А глаз закосил со страхом на Мякинина – показалось, что Мякинин жалеет. Но тот стоял – рыжий, пестрина шла у него по лицу, небольшой человек, спокойный, – служба.
И теперь человек все прикидывал и пришивал толстою иглою, а утром докладывал – лоб на лоб. Бумаги у него были уже толстые. Приходил к нему Бусаревский, купецкий фискал, – был приказ этого человека пропускать во всякое время.
И когда купецкий фискал ушел, Мякинин разом вспотел и потел долго, вытирал лоб рукой, но и руки вспотели. А потом сел, кинул раза два всего на счетах и заскрыпел. Дело первое было светлейшего князя, герцога Ижорского. И как отскрыпел, пришил к нему начало. А начало уже и раньше было – о знатных суммах, которые его светлость переправил в амстердамские и лионские кредиты.
Но это начало так и осталось началом, а он пришил еще другое, самое первое начало – тоже о знатных суммах, которые его светлость положил в Амстердаме и Лионе. Знатнейших суммах. А вспотел он оттого, что те немалые деньги переслала через его светлость в голландский Амстердам и к француженам в Лион не кто иной, как ее самодержавие. Он весь вспотел. А потом заодно пришил ведомость еще неизвестных и тайных дач через Вилима Ивановича, тоже данных ее величеству.
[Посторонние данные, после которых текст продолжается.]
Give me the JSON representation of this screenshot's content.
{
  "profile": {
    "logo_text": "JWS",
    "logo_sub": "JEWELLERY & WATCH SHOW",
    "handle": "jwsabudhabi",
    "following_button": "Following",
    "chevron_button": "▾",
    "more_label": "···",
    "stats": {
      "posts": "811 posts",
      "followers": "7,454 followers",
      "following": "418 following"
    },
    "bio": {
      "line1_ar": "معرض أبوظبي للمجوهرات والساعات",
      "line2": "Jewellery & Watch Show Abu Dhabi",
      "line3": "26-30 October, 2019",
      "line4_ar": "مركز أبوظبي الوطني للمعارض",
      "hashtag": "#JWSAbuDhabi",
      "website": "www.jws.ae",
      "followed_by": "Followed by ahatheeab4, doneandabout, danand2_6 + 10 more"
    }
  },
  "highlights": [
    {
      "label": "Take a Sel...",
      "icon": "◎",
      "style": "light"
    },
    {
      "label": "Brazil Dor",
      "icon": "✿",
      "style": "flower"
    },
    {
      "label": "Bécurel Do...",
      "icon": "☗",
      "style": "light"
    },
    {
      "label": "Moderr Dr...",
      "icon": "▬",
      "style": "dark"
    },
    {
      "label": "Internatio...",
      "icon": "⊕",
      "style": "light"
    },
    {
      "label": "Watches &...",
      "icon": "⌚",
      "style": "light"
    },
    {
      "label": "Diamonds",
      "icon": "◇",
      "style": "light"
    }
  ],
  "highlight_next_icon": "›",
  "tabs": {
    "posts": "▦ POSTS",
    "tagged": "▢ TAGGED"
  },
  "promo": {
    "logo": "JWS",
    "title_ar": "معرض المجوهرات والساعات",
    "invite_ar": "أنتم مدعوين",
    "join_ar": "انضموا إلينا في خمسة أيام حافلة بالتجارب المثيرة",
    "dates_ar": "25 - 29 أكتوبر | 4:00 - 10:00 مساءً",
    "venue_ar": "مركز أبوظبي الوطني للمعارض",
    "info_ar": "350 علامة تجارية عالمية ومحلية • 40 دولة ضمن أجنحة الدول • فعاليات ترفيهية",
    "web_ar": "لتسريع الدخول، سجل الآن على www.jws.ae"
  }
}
Он особенного дела не завел, а прямо пришил к первому. Он потому и вспотел, что не знал, как тут быть: затевать особенное дело или нет. И после того как пришил, заботливым оком посмотрел на листы. И отщелкнул на счетах, и кости показали сразу многие тысячи. Тьмы. И скостил, ничего на счетах не было.
Тогда, толстоватым пальцем вороша по многу листов и слюня этот палец, сделал адицию, прикинул, и всего вышло девяносто два. Долго смотрел и делал изумление лбом и глазами. И потом быстро вдруг – одну кость вверх – сделал супстракцию, осталось: девяносто один. И так он брался, и даже тремя перстами, за эту последнюю кость, и так он на ней обжигался, и наконец не шибко ее приволок назад.
Тогда взялся за свои короткие волосы, сгреб их и начал чесаться. И разом составил счеты на пол.
Залег спать.
А девяносто две кости были – девяносто две головы. И утром пришел к докладу: тот еще спал. Он постоял на месте.
Потом глаз открыт, и тем дан знак, что слушает. И тихим голосом, даже не голосом, а как бы внутренним воркотаньем, у самого уха, доложено. Но глаз опять закрыт, и Мякинин думал, что лежит без памяти, и стоял, сомневаясь. Но тут покатилась слеза – и той слезой дан знак, что внял. А пальцами другой знак, и его не понял Мякинин: не то – уходить, не то, что нечего делать, нужно дальше следовать, не то как бы: мол, брось; теперь, мол, все равно.
Он так и не понял, а ушед в каморку, больше не скрыпел и счеты тихонько задвинул ногой. И ему забыли в тот день принести обед. Так он сидел голодный и спать не ложился. Потом услышал: что-то неладно, ходят там и шуршат, как на сеновале, а потом тихо – и все не то. Под утро он вырвал тихонько все, что пришил, разорвал на клоки и, осмотрясь, вложил в сапог. А числа цифирью записал в необыкновенном месте, на тот раз, что если придется, то можно все сызнова составить и доложить.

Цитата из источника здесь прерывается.